The U.S. economy is motoring ahead in its recovery, likely putting the Federal Reserve in position to raise interest rates by the middle of the year, Atlanta Fed President Dennis Lockhart said on Monday.

In some of his strongest comments to date about the direction of the economy, Lockhart said the U.S. economy "is hitting on all cylinders. The recovery that began in 2009 is well-advanced."

In remarks to the Rotary Club of Atlanta, Lockhart said his expectation is that reasonably strong growth will continue through 2015, unemployment will fall, and inflation will eventually begin to rise - a set of conditions that should allow the Fed to raise rates by the middle of the year.

The comments from a Fed centrist give an important insight into how the U.S. central bank is steadily moving towards a rate hike that will put a formal end to its era of crisis response.

The initial hike will still leave interest rates unnaturally low, and they are expected to rise only slowly, over a period of years, towards what is considered a neutral level.

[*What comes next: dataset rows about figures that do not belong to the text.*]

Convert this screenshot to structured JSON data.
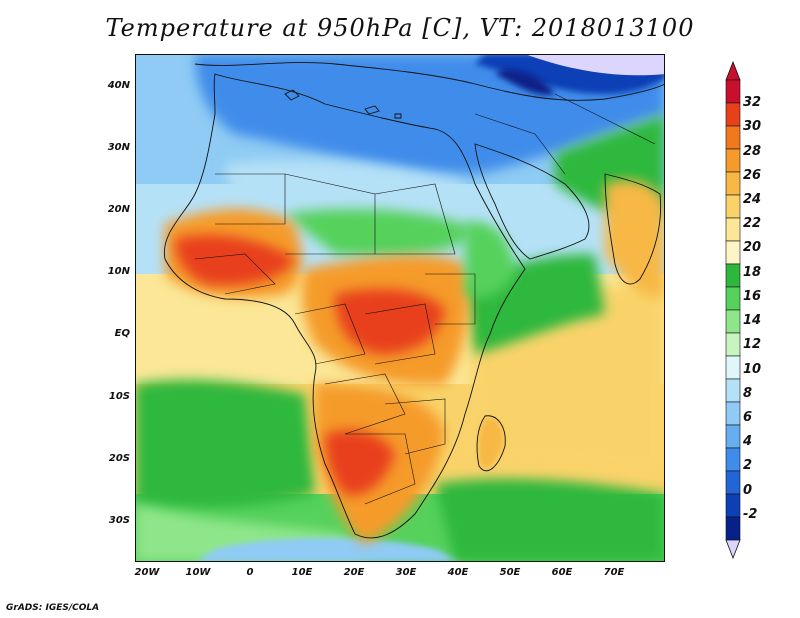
{
  "title": "Temperature at 950hPa [C], VT: 2018013100",
  "footer": "GrADS: IGES/COLA",
  "lat_labels": [
    "40N",
    "30N",
    "20N",
    "10N",
    "EQ",
    "10S",
    "20S",
    "30S"
  ],
  "lat_values": [
    40,
    30,
    20,
    10,
    0,
    -10,
    -20,
    -30
  ],
  "lon_labels": [
    "20W",
    "10W",
    "0",
    "10E",
    "20E",
    "30E",
    "40E",
    "50E",
    "60E",
    "70E"
  ],
  "lon_values": [
    -20,
    -10,
    0,
    10,
    20,
    30,
    40,
    50,
    60,
    70
  ],
  "extent": {
    "lon_min": -22,
    "lon_max": 79,
    "lat_min": -37,
    "lat_max": 45
  },
  "colorbar": {
    "labels": [
      "32",
      "30",
      "28",
      "26",
      "24",
      "22",
      "20",
      "18",
      "16",
      "14",
      "12",
      "10",
      "8",
      "6",
      "4",
      "2",
      "0",
      "-2"
    ],
    "colors": [
      "#c8102e",
      "#e8401a",
      "#f2781e",
      "#f59b2a",
      "#f7b845",
      "#f9d36a",
      "#fbe797",
      "#fdf5c6",
      "#2db83d",
      "#55d15c",
      "#8fe68a",
      "#c6f5c0",
      "#e0f6f8",
      "#b5e1f7",
      "#8fcbf4",
      "#65aef0",
      "#3f8cea",
      "#2165d6",
      "#0d3fb6",
      "#082089"
    ],
    "top_triangle": "#c8102e",
    "bottom_triangle": "#dcd6ff"
  },
  "colors": {
    "hot": "#e8401a",
    "warm": "#f59b2a",
    "yellow": "#f9d36a",
    "pale_yellow": "#fbe797",
    "green": "#2db83d",
    "light_green": "#8fe68a",
    "cyan": "#e0f6f8",
    "light_blue": "#b5e1f7",
    "blue": "#65aef0",
    "dark_blue": "#2165d6",
    "navy": "#082089",
    "lavender": "#dcd6ff"
  }
}
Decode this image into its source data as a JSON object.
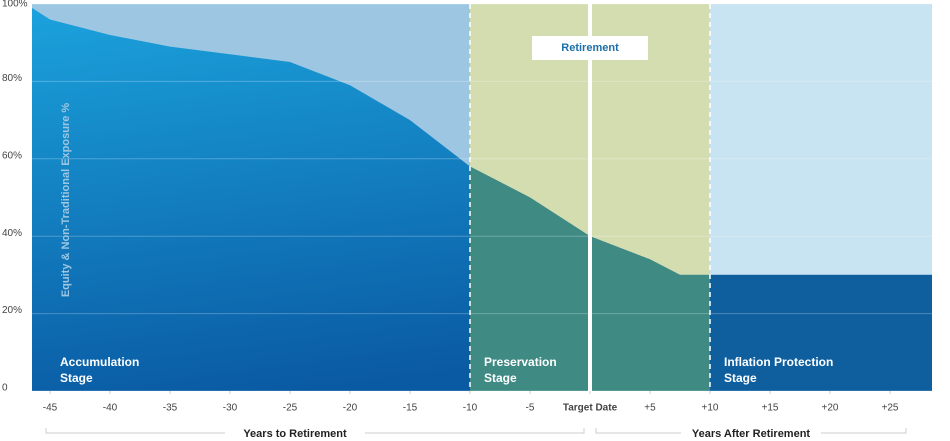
{
  "chart_data": {
    "type": "area",
    "y_label": "Equity & Non-Traditional Exposure %",
    "x": [
      -46.5,
      -45,
      -40,
      -35,
      -30,
      -25,
      -20,
      -15,
      -10,
      -5,
      0,
      5,
      7.5,
      10,
      28.5
    ],
    "values": [
      99,
      96,
      92,
      89,
      87,
      85,
      79,
      70,
      58,
      50,
      40,
      34,
      30,
      30,
      30
    ],
    "xlim": [
      -46.5,
      28.5
    ],
    "ylim": [
      0,
      100
    ],
    "xticks": [
      -45,
      -40,
      -35,
      -30,
      -25,
      -20,
      -15,
      -10,
      -5,
      {
        "value": 0,
        "label": "Target Date"
      },
      {
        "value": 5,
        "label": "+5"
      },
      {
        "value": 10,
        "label": "+10"
      },
      {
        "value": 15,
        "label": "+15"
      },
      {
        "value": 20,
        "label": "+20"
      },
      {
        "value": 25,
        "label": "+25"
      }
    ],
    "yticks": [
      0,
      {
        "value": 20,
        "label": "20%"
      },
      {
        "value": 40,
        "label": "40%"
      },
      {
        "value": 60,
        "label": "60%"
      },
      {
        "value": 80,
        "label": "80%"
      },
      {
        "value": 100,
        "label": "100%"
      }
    ],
    "grid": true,
    "stages": [
      {
        "name": [
          "Accumulation",
          "Stage"
        ],
        "from": -46.5,
        "to": -10,
        "upper_color": "#9cc6e2",
        "lower_color": "#1590d0"
      },
      {
        "name": [
          "Preservation",
          "Stage"
        ],
        "from": -10,
        "to": 10,
        "upper_color": "#d3ddb0",
        "lower_color": "#3f8b84"
      },
      {
        "name": [
          "Inflation Protection",
          "Stage"
        ],
        "from": 10,
        "to": 28.5,
        "upper_color": "#c8e3f1",
        "lower_color": "#0f5f9f"
      }
    ],
    "marker": {
      "label": "Retirement",
      "x": 0
    },
    "x_groups": [
      {
        "label": "Years to Retirement",
        "from": -46.5,
        "to": 0
      },
      {
        "label": "Years After Retirement",
        "from": 0,
        "to": 28.5
      }
    ]
  }
}
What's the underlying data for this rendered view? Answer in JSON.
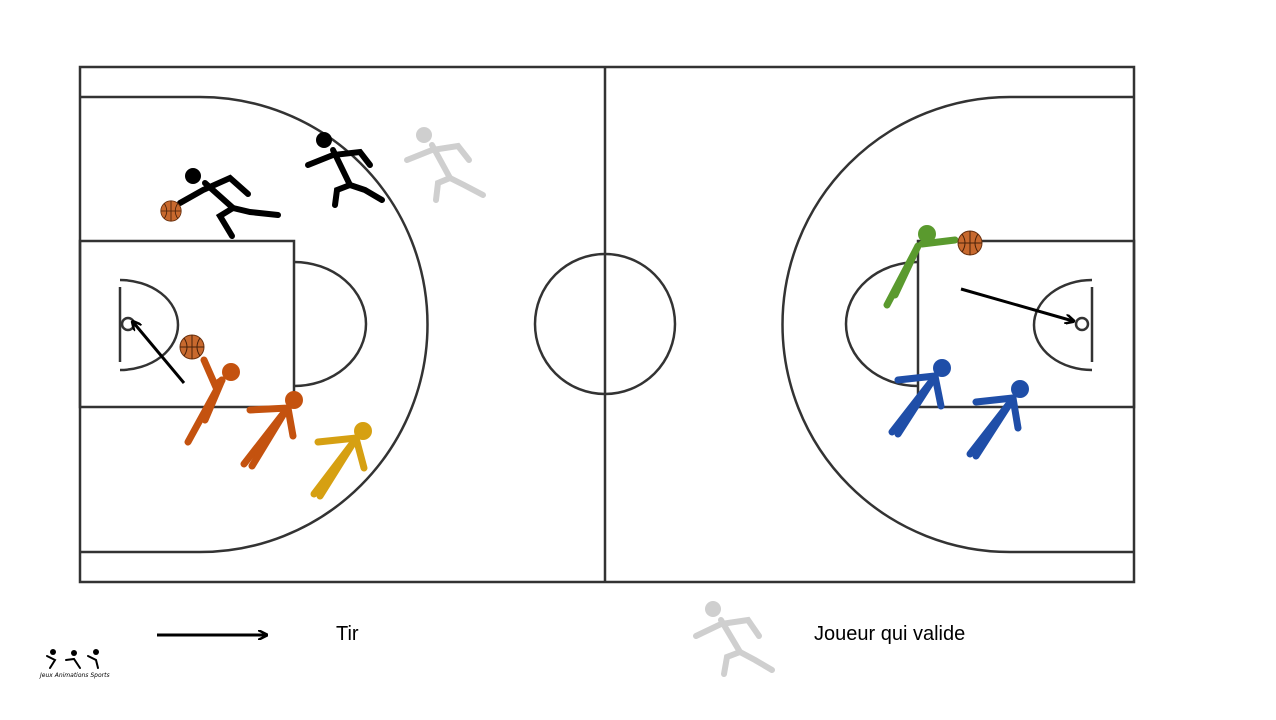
{
  "legend": {
    "shot_label": "Tir",
    "validator_label": "Joueur qui valide"
  },
  "logo": {
    "text": "Jeux Animations Sports"
  },
  "colors": {
    "court_line": "#333333",
    "defender_black": "#000000",
    "validator_grey": "#cfcfcf",
    "orange_team": "#c4520f",
    "yellow_player": "#d6a012",
    "green_player": "#5a9a2e",
    "blue_team": "#1f4ea8",
    "ball": "#c8692e"
  },
  "icons": [
    "basketball-icon",
    "runner-icon",
    "shot-arrow-icon"
  ]
}
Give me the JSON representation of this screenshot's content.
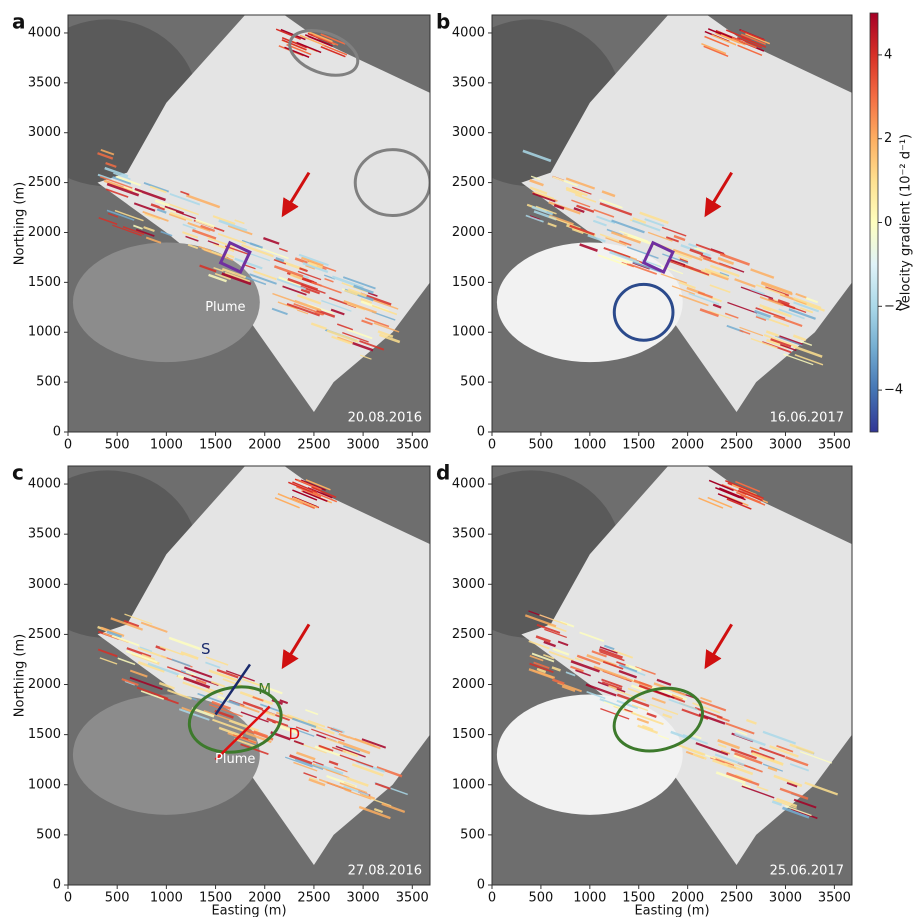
{
  "chart_data": [
    {
      "type": "image",
      "panel_label": "a",
      "date": "20.08.2016",
      "ylabel": "Northing (m)",
      "annotations": [
        "Plume"
      ],
      "xlim": [
        0,
        3680
      ],
      "ylim": [
        0,
        4180
      ],
      "xticks": [
        0,
        500,
        1000,
        1500,
        2000,
        2500,
        3000,
        3500
      ],
      "yticks": [
        0,
        500,
        1000,
        1500,
        2000,
        2500,
        3000,
        3500,
        4000
      ]
    },
    {
      "type": "image",
      "panel_label": "b",
      "date": "16.06.2017",
      "annotations": [],
      "xlim": [
        0,
        3680
      ],
      "ylim": [
        0,
        4180
      ],
      "xticks": [
        0,
        500,
        1000,
        1500,
        2000,
        2500,
        3000,
        3500
      ],
      "yticks": [
        0,
        500,
        1000,
        1500,
        2000,
        2500,
        3000,
        3500,
        4000
      ]
    },
    {
      "type": "image",
      "panel_label": "c",
      "date": "27.08.2016",
      "xlabel": "Easting (m)",
      "ylabel": "Northing (m)",
      "annotations": [
        "Plume",
        "S",
        "M",
        "D"
      ],
      "xlim": [
        0,
        3680
      ],
      "ylim": [
        0,
        4180
      ],
      "xticks": [
        0,
        500,
        1000,
        1500,
        2000,
        2500,
        3000,
        3500
      ],
      "yticks": [
        0,
        500,
        1000,
        1500,
        2000,
        2500,
        3000,
        3500,
        4000
      ]
    },
    {
      "type": "image",
      "panel_label": "d",
      "date": "25.06.2017",
      "xlabel": "Easting (m)",
      "annotations": [],
      "xlim": [
        0,
        3680
      ],
      "ylim": [
        0,
        4180
      ],
      "xticks": [
        0,
        500,
        1000,
        1500,
        2000,
        2500,
        3000,
        3500
      ],
      "yticks": [
        0,
        500,
        1000,
        1500,
        2000,
        2500,
        3000,
        3500,
        4000
      ]
    },
    {
      "type": "colorbar",
      "label": "Velocity gradient (10⁻² d⁻¹)",
      "ylim": [
        -5,
        5
      ],
      "yticks": [
        {
          "value": -4,
          "label": "−4"
        },
        {
          "value": -2,
          "label": "−2"
        },
        0,
        2,
        4
      ],
      "colors": [
        "#313695",
        "#4575b4",
        "#74add1",
        "#abd9e9",
        "#e0f3f8",
        "#ffffbf",
        "#fee090",
        "#fdae61",
        "#f46d43",
        "#d73027",
        "#a50026"
      ]
    }
  ]
}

That means years more of economic stimulus remain in the offing even after that initial increase.

But the moment of liftoff will be "momentous" said Lockhart, who is among the regional Fed presidents voting this year on the central bank's policy-setting committee.

"There was more improvement in labor markets in 2014 than in any other year of the recovery," Lockhart said, with the strongest job growth in more than a decade. Meanwhile, consumers "seem to be more prepared to open their pocketbooks."

The major risks may be outside the United States, Lockhart said, with weak global growth, the collapse in oil prices and other factors complicating progress towards the Fed's goal of raising the annual rate of inflation to 2 percent.

He said low oil prices will eventually be a great benefit to the U.S. economy, though for now it may leave the Fed with "considerable ambiguity" over whether its inflation goals will be met in a reasonable time frame. Wage growth is also weak.

Still, he said he felt the economy would maintain its underlying momentum.

"The first action to raise interest rates will in all likelihood be justified by the middle of the year," he said.